Thank You In Advance For Any Help You Can Give Me

Bill


----------



## geogrubb (Jul 28, 2006)

If you used the new metering arm I would suggest putting the old one back in(unless badly worn) since it has the proper height setting. Have a good one. Geo


----------



## madmower (Feb 6, 2007)

geogrubb said:


> If you used the new metering arm I would suggest putting the old one back in(unless badly worn) since it has the proper height setting. Have a good one. Geo


i used the old one just to make shore
bill


----------



## 30yearTech (Sep 14, 2006)

It could be a few different things.

Make sure all the welch plugs are in place none missing.

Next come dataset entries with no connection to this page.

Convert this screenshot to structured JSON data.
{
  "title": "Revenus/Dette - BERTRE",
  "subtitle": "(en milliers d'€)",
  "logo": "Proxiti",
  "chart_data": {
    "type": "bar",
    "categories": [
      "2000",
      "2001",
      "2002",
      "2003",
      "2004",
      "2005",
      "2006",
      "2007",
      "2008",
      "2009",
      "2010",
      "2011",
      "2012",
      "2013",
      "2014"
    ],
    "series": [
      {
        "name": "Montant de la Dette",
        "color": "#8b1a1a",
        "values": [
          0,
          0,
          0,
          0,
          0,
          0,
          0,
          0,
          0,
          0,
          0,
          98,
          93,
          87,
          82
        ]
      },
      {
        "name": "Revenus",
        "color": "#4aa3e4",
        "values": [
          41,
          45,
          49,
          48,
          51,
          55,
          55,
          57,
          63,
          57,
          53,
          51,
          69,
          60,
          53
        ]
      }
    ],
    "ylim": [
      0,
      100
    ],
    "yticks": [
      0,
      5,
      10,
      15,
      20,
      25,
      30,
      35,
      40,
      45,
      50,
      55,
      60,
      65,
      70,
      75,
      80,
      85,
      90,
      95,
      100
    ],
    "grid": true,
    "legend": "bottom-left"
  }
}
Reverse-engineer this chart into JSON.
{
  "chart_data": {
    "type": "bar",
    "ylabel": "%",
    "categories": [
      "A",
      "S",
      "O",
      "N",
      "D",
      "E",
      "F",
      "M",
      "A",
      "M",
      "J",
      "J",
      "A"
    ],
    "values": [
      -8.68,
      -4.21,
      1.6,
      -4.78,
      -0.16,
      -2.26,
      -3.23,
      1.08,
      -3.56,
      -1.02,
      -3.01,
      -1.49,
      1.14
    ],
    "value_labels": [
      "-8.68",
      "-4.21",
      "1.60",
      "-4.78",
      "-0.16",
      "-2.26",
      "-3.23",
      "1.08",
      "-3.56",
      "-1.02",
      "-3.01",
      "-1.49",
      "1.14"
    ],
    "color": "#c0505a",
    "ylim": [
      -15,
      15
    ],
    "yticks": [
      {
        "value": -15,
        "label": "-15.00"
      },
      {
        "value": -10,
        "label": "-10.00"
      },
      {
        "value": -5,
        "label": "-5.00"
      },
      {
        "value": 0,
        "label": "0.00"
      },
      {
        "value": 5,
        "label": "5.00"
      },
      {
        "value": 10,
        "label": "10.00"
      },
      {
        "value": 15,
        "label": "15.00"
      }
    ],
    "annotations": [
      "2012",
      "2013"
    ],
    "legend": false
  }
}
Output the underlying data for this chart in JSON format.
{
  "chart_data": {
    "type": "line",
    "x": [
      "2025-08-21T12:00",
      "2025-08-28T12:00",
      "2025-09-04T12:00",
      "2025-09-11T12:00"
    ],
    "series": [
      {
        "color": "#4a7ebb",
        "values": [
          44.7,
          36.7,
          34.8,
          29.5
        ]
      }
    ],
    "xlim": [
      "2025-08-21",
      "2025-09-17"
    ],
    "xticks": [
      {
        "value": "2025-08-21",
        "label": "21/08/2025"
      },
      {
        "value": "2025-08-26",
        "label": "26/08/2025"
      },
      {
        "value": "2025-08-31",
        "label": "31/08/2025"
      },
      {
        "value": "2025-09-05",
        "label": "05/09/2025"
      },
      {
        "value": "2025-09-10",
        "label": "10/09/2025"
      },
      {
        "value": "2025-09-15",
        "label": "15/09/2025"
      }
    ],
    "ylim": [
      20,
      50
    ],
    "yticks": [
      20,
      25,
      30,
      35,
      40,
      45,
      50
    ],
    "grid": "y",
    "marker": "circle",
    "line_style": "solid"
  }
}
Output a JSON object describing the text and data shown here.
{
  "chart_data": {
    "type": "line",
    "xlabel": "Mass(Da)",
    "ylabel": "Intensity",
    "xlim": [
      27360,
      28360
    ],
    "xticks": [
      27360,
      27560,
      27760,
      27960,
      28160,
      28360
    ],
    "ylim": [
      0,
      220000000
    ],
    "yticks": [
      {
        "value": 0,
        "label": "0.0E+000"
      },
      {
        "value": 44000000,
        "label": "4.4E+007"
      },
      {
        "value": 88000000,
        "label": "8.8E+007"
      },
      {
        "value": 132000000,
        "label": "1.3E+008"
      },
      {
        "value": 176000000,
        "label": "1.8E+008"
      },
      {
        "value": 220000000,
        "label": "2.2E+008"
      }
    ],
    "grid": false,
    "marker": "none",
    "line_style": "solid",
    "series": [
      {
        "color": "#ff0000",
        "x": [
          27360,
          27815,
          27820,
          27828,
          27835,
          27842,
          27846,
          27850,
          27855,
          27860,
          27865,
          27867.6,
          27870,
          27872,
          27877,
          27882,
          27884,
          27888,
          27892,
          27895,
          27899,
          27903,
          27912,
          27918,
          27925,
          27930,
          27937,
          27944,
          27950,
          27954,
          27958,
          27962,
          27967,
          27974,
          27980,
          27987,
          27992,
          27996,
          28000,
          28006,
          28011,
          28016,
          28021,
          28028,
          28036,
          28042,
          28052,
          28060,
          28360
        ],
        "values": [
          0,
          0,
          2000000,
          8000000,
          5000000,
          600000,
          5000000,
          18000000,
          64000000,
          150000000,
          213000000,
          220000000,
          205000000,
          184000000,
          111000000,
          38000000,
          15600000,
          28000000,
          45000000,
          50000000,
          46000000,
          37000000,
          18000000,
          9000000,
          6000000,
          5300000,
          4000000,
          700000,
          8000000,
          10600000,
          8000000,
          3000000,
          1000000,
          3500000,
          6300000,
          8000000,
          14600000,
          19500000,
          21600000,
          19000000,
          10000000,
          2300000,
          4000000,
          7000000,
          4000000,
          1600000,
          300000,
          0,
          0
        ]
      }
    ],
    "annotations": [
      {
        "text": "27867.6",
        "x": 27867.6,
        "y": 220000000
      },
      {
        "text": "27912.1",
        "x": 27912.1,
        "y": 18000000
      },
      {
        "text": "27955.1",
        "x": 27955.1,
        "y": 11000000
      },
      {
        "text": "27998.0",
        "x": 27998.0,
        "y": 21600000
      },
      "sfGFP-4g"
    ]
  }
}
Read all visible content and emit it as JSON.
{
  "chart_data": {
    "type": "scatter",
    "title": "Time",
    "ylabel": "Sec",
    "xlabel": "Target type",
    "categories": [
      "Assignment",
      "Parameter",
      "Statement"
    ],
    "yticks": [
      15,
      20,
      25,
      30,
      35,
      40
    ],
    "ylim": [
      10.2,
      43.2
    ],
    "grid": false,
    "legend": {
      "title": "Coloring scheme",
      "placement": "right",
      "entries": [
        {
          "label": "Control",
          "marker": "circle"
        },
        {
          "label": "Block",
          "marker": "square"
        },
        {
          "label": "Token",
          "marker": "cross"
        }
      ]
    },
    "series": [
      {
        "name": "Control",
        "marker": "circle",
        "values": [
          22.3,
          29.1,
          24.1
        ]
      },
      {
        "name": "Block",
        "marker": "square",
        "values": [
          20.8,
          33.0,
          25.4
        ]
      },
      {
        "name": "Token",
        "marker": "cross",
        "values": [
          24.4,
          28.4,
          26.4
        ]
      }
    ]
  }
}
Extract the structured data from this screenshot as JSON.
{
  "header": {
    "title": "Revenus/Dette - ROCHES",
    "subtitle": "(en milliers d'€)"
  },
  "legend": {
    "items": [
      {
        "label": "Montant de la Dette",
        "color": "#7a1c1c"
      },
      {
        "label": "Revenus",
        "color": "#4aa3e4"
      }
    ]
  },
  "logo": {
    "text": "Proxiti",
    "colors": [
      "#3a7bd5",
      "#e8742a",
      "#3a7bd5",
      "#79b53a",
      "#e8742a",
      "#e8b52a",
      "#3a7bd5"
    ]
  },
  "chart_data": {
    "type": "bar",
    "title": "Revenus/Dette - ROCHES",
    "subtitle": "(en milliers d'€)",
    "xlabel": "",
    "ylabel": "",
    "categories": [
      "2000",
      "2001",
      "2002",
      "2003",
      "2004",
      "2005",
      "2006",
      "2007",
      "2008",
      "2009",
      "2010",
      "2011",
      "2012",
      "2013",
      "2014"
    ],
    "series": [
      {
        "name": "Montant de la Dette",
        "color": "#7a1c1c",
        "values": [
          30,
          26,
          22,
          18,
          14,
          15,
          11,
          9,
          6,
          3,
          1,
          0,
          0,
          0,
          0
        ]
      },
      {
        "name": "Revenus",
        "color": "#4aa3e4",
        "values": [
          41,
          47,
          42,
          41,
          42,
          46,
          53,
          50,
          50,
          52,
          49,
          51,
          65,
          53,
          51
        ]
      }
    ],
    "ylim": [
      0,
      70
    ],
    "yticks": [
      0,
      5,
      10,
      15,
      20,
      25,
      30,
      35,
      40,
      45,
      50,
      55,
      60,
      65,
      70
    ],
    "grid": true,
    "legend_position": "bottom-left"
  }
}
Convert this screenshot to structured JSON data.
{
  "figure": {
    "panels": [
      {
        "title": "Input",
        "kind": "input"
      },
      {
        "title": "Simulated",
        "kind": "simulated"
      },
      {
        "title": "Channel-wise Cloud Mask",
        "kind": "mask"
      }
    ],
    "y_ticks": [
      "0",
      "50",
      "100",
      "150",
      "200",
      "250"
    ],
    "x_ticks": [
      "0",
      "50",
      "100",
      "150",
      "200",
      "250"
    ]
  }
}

Correct orientation of diaphragms and gaskets, on metering side it's gasket then metering diaphragm. on fuel pump side it's pump diaphragm then gasket.

Be sure the vent on the diaphragm cover on the metering side is open.

If you have access to a pressure tester, you can check the inlet needle pop off pressure to see if it's seating good.

Best of Luck.... :thumbsup:


----------



## madmower (Feb 6, 2007)

thanks for that will try again at the weekend when i get the machine back to have another go

bill


----------